Callbacks for success/failure

def on_failure_callback(context):
    """Send alert on task failure."""
    task_instance = context["task_instance"]
    exception = context.get("exception")
    print(f"Task {task_instance.task_id} failed: {exception}")

def on_success_callback(context):
    """Log success metrics."""
    task_instance = context["task_instance"]
    print(f"Task {task_instance.task_id} succeeded")

default_args = {
    "on_failure_callback": on_failure_callback,
    "on_success_callback": on_success_callback,
}

Best Practices

  • For a deeper guide, see Apache Airflow: DAGs, Operators, Scheduling.

  • Set catchup=False for new DAGs — prevents accidental backfill of months of runs

  • Use mode="reschedule" for sensors with long timeouts — frees worker slots between pokes

  • Keep tasks idempotent — re-running a task for the same date should produce the same result

  • Use max_active_runs=1 for pipelines that can’t overlap — prevents concurrent runs

  • Push small data via XCom — for large data, write to a file/storage and pass the path

  • Use TaskFlow API for new DAGs — cleaner syntax, automatic XCom handling

  • Tag DAGs — enables filtering in the Airflow UI

  • Set retries and retry_delay — transient failures are common in data pipelines

Common Mistakes

  • Using @daily without catchup=False: Airflow runs every missed day since start_date, potentially launching hundreds of runs.
  • Passing large data through XCom: XCom stores data in the metadata database. For DataFrames, write to a file and pass the path.
  • Non-idempotent tasks: re-running a task appends duplicate data. Always overwrite or upsert.
  • Using PythonOperator for everything: use specialized operators (BashOperator, DockerOperator, KubernetesPodOperator) for non-Python work.
  • Not setting start_date correctly: start_date should be static, not datetime.now(). Dynamic start dates cause issues with scheduler.

FAQ

What is a DAG in Airflow?

A Directed Acyclic Graph — a collection of tasks with dependencies, where data flows in one direction and there are no cycles. Each DAG has a schedule, start date, and default arguments.

What is XCom?

Cross-communication — a mechanism for tasks to exchange small pieces of data. Tasks push values with xcom_push and pull them with xcom_pull. TaskFlow API handles this automatically via return values.

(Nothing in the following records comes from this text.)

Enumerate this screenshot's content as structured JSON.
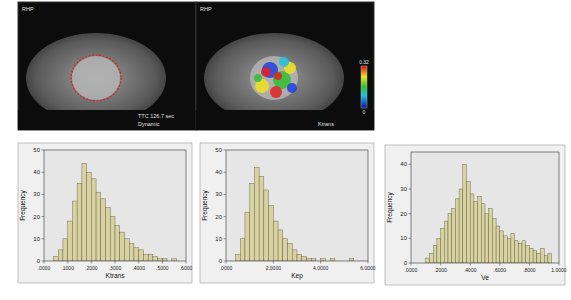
{
  "chart_data": [
    {
      "type": "histogram",
      "x_label": "Ktrans",
      "y_label": "Frequency",
      "color": "#d8d1a0",
      "bins": [
        0.04,
        0.06,
        0.08,
        0.1,
        0.12,
        0.14,
        0.16,
        0.18,
        0.2,
        0.22,
        0.24,
        0.26,
        0.28,
        0.3,
        0.32,
        0.34,
        0.36,
        0.38,
        0.4,
        0.42,
        0.44,
        0.46,
        0.48,
        0.5,
        0.52,
        0.54,
        0.56
      ],
      "values": [
        2,
        5,
        10,
        18,
        27,
        35,
        44,
        40,
        37,
        31,
        28,
        24,
        20,
        16,
        13,
        10,
        8,
        6,
        5,
        3,
        3,
        2,
        1,
        1,
        0,
        1
      ],
      "xlim": [
        0,
        0.6
      ],
      "xticks": [
        {
          "value": 0,
          "label": ".0000"
        },
        {
          "value": 0.1,
          "label": ".1000"
        },
        {
          "value": 0.2,
          "label": ".2000"
        },
        {
          "value": 0.3,
          "label": ".3000"
        },
        {
          "value": 0.4,
          "label": ".4000"
        },
        {
          "value": 0.5,
          "label": ".5000"
        },
        {
          "value": 0.6,
          "label": ".6000"
        }
      ],
      "ylim": [
        0,
        50
      ],
      "yticks": [
        0,
        10,
        20,
        30,
        40,
        50
      ]
    },
    {
      "type": "histogram",
      "x_label": "Kep",
      "y_label": "Frequency",
      "color": "#d8d1a0",
      "bins": [
        0.4,
        0.6,
        0.8,
        1.0,
        1.2,
        1.4,
        1.6,
        1.8,
        2.0,
        2.2,
        2.4,
        2.6,
        2.8,
        3.0,
        3.2,
        3.4,
        3.6,
        3.8,
        4.0,
        4.2,
        4.4,
        4.6,
        4.8,
        5.0,
        5.2,
        5.4
      ],
      "values": [
        3,
        10,
        22,
        35,
        42,
        38,
        32,
        25,
        18,
        14,
        10,
        8,
        5,
        3,
        2,
        1,
        1,
        0,
        1,
        0,
        1,
        0,
        0,
        0,
        1
      ],
      "xlim": [
        0,
        6
      ],
      "xticks": [
        {
          "value": 0,
          "label": ".0000"
        },
        {
          "value": 2,
          "label": "2.0000"
        },
        {
          "value": 4,
          "label": "4.0000"
        },
        {
          "value": 6,
          "label": "6.0000"
        }
      ],
      "ylim": [
        0,
        50
      ],
      "yticks": [
        0,
        10,
        20,
        30,
        40,
        50
      ]
    },
    {
      "type": "histogram",
      "x_label": "Ve",
      "y_label": "Frequency",
      "color": "#d8d1a0",
      "bins": [
        0.1,
        0.125,
        0.15,
        0.175,
        0.2,
        0.225,
        0.25,
        0.275,
        0.3,
        0.325,
        0.35,
        0.375,
        0.4,
        0.425,
        0.45,
        0.475,
        0.5,
        0.525,
        0.55,
        0.575,
        0.6,
        0.625,
        0.65,
        0.675,
        0.7,
        0.725,
        0.75,
        0.775,
        0.8,
        0.825,
        0.85,
        0.875,
        0.9,
        0.925,
        0.95
      ],
      "values": [
        2,
        4,
        7,
        10,
        14,
        17,
        20,
        22,
        26,
        30,
        40,
        33,
        28,
        25,
        27,
        24,
        20,
        22,
        18,
        15,
        13,
        11,
        10,
        12,
        9,
        8,
        9,
        7,
        6,
        5,
        4,
        6,
        3,
        4
      ],
      "xlim": [
        0,
        1
      ],
      "xticks": [
        {
          "value": 0,
          "label": ".0000"
        },
        {
          "value": 0.2,
          "label": ".2000"
        },
        {
          "value": 0.4,
          "label": ".4000"
        },
        {
          "value": 0.6,
          "label": ".6000"
        },
        {
          "value": 0.8,
          "label": ".8000"
        },
        {
          "value": 1,
          "label": "1.0000"
        }
      ],
      "ylim": [
        0,
        45
      ],
      "yticks": [
        0,
        10,
        20,
        30,
        40
      ]
    }
  ],
  "images": {
    "left": {
      "texts": [
        "RHP",
        "TTC 126.7 sec",
        "Dynamic"
      ]
    },
    "right": {
      "texts": [
        "RHP",
        "Ktrans"
      ]
    },
    "colorbar": {
      "range": [
        0,
        0.32
      ],
      "ticks": [
        0,
        0.32
      ]
    }
  }
}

Should I use poke or reschedule mode for sensors?

Use poke for short waits (under a few minutes) — the sensor holds a worker slot. Use reschedule for long waits (hours) — the sensor releases the slot between pokes.

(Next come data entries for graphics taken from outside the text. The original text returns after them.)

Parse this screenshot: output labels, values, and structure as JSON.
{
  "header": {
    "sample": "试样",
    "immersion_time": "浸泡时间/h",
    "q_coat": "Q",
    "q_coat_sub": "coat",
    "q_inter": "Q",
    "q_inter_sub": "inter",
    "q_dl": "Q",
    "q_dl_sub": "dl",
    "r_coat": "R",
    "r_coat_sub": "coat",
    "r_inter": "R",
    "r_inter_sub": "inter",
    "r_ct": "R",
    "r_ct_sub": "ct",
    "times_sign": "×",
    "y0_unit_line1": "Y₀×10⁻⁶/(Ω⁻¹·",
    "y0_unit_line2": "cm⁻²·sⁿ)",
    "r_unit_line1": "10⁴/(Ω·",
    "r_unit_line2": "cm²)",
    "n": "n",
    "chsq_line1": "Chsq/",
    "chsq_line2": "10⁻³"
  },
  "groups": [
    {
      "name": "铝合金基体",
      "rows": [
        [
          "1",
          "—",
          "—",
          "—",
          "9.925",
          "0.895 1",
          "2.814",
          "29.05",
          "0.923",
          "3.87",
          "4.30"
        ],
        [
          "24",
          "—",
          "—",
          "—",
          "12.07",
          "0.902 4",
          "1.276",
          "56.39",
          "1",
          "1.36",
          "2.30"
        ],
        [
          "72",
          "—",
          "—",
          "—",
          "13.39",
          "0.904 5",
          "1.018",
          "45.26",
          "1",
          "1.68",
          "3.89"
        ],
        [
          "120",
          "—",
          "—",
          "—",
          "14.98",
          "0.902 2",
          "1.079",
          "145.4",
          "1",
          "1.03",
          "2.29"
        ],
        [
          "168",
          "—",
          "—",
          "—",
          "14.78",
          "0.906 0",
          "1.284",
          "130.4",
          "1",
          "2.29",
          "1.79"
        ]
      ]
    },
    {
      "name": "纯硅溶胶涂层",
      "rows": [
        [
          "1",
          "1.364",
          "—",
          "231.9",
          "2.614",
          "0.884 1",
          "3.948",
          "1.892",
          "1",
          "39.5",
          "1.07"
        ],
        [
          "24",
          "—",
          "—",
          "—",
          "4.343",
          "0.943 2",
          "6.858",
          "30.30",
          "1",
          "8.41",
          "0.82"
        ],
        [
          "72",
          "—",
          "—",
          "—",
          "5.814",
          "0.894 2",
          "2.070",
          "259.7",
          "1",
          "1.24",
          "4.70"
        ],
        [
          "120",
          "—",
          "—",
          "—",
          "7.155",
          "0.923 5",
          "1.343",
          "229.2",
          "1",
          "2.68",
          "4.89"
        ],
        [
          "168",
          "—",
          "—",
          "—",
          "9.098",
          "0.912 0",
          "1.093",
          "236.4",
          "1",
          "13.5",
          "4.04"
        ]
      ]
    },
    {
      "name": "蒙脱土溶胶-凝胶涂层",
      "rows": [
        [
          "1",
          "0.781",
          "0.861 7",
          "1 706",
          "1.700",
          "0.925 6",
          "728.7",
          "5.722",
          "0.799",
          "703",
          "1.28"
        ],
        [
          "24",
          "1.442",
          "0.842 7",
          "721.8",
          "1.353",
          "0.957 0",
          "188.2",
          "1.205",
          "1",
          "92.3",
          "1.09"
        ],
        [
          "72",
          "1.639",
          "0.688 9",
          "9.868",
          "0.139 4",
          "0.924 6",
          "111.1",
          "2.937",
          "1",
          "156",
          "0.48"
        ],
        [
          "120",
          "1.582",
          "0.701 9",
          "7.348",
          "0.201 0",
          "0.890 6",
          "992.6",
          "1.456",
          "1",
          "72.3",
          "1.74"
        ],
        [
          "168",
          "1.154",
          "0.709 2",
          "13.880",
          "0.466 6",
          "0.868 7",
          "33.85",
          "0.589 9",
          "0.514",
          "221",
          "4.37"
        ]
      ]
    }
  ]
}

How do I handle timezone-aware scheduling?

Set timezone in default_args or use pendulum:

import pendulum

dag = DAG(
    "tz_aware_dag",
    start_date=pendulum.datetime(2025, 1, 1, tz="America/New_York"),
    schedule_interval="0 2 * * *",
    catchup=False,
)

What is the difference between schedule_interval and timetable?

schedule_interval accepts cron expressions, @daily, @hourly, or timedelta. timetable is a more flexible custom scheduling mechanism introduced in Airflow 2.2+ for complex schedules.